Greg Jein was a pioneering film and television Model Maker and Visual Effects Artist, who was known for his exceptional visual memory skill of being able to retain and then recreate exact detailed replicas.
At Douglas Trumbull’s Future General Corporation, a three-month assignment as a model maker stretched into an 18-month project and an Academy Award Nomination. Greg’s major contribution to this film, Steven Spielberg’s CLOSE ENCOUNTERS OF THE THIRD KIND, was the ethereal and iconic Mothership, a virtual city in the sky that rises above Devil’s Tower. Currently this model is housed at the Smithsonian’s Steven F. Hazy Center.
A second Visual Effects Oscar nomination came for overseeing the miniature work on Mr. Spielberg’s 1941, a World War 2 comedy that boasted some of the most incredible practical miniature work ever put on film.
His collaborations with Douglas Trumbull include STAR TREK, THE MOTION PICTURE, STAR TREK V: THE FINAL FRONTIER, STAR TREK VI: THE UNDISCOVERED COUNTRY, STAR TREK: INSURRECTION, and STAR TREK X: NEMESIS. Additional Star Trek shows include THE NEXT GENERATION, DEEP SPACE NINE and VOYAGER.
Greg received a Visual Effects Emmy nomination for his work on the STAR TREK: DEEP SPACE NINE Episode “Trials and Tribble-ations.” A second Visual Effects Emmy nomination was received for his work on ANGELS IN AMERICA. In addition, he earned eight Art Directors Guild Excellence-in-Production design nominations.
Over the span of his career, Greg oversaw the building of models and miniatures for a wide range of projects, working with Industrial Light and Magic, Boss Film Corporation, Paramount Pictures, Walt Disney Imagineering and many other production houses, television movies and series, as well as feature films. Between film and television projects, Greg took assignments from defense contractors such as Lockheed and Hughes Aircraft.
Describing himself as a “junkman,” Greg spent most of his time between projects restoring old motion picture and television props. His legendary collection was loaned to the Smithsonian who displayed a large selection of his STAR TREK original series props. One of his artifacts, the submarine from FANTASTIC VOYAGE, has toured with the Smithsonian Institute Exhibits Service in their program “Yesterday’s Tomorrows: Past Visions of the American Future.” He also had motion picture and television memorabilia on display at the Deutsche Kinemathek and the Dusseldorf Museum in Germany, as well as with the Hollywood Eigamura programs touring through Japan.

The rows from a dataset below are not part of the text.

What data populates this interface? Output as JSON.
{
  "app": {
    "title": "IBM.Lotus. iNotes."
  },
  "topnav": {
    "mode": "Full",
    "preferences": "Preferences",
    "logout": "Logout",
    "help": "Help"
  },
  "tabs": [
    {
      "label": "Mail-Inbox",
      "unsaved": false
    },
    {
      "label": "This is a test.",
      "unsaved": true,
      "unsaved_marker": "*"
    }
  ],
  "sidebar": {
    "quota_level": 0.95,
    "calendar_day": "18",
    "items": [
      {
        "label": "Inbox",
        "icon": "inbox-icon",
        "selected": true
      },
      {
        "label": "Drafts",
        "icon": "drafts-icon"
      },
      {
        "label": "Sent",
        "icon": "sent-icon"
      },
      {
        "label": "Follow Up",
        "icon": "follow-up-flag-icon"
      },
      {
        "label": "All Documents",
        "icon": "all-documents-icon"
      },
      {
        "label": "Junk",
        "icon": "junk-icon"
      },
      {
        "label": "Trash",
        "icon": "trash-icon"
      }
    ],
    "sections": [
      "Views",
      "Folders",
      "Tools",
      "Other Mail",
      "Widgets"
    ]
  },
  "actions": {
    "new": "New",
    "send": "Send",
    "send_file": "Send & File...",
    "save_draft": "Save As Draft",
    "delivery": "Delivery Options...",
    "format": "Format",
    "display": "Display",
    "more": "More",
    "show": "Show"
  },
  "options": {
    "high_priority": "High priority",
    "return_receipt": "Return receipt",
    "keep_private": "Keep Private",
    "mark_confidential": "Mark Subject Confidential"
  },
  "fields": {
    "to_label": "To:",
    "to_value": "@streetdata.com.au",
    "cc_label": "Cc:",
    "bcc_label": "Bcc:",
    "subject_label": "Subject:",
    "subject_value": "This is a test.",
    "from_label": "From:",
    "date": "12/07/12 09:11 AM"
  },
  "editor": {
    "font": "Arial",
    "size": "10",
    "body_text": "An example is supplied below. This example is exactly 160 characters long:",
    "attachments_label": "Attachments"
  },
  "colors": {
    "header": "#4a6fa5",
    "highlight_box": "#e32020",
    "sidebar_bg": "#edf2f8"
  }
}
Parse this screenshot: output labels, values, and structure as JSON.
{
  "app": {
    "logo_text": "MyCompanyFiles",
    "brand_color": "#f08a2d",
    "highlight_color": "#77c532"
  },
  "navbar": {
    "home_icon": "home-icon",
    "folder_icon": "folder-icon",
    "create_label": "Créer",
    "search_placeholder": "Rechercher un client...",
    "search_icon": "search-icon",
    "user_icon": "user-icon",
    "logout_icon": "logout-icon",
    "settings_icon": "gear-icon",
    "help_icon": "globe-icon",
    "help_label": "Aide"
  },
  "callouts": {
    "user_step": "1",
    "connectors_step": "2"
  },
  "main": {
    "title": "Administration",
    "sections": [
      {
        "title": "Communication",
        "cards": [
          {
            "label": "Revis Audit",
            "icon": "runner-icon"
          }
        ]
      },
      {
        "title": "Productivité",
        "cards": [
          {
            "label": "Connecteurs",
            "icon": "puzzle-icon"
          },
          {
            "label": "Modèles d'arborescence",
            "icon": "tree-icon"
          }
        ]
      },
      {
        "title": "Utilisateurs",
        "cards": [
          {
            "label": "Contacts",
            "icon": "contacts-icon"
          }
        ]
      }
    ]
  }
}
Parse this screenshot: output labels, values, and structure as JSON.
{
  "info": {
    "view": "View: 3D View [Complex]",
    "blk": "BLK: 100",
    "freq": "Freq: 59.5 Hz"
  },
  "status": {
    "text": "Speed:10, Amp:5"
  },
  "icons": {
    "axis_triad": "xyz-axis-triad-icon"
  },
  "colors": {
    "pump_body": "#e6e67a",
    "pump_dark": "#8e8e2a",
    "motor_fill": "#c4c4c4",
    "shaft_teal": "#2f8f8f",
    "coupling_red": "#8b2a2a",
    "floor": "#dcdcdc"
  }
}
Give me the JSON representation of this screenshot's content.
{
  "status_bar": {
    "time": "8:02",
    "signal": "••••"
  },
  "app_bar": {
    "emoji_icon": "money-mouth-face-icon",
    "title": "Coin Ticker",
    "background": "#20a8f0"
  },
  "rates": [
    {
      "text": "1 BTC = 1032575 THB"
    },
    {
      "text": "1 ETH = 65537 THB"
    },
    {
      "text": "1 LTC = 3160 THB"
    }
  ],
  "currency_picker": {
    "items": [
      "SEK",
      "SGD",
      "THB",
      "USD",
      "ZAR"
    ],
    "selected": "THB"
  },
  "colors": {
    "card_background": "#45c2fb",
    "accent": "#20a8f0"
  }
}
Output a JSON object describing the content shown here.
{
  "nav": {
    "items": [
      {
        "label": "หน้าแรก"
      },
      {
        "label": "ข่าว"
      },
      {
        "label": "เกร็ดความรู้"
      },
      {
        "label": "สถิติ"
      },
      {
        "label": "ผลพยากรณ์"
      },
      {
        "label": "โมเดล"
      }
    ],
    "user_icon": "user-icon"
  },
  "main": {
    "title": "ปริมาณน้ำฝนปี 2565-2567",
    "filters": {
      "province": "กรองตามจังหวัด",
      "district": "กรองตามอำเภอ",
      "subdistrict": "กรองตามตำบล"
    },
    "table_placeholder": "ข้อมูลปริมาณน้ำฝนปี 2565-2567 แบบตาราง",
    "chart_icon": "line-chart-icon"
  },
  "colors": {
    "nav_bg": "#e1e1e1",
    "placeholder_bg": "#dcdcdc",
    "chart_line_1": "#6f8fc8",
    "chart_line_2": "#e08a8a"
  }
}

Greg was a member of the Academy of Motion Pictures and Sciences, serving on the Visual Effects Steering Committee, as well as a participant in the Visiting Artists Program. He was a member of the Art Director’s Guild as a set design model maker.
Greg is well-known in the industry for having a keen an eye for young talent, hiring future award-winning visual effects artists for their first jobs. He especially savored serving as mentor and teacher, championing their careers as he proudly watched their professional trajectories. He pushed for the inclusion of the first female model makers in his union, Local 44.
To Greg’s many friends, he was an incredibly generous and caring man who possessed a wicked sense of humor and penchant for fun. Everyone knew of Greg’s incredible talent and warmth, but his modesty didn’t allow him to admit to either.
Greg was loved by many. His passionate and mischievous spirit is greatly missed.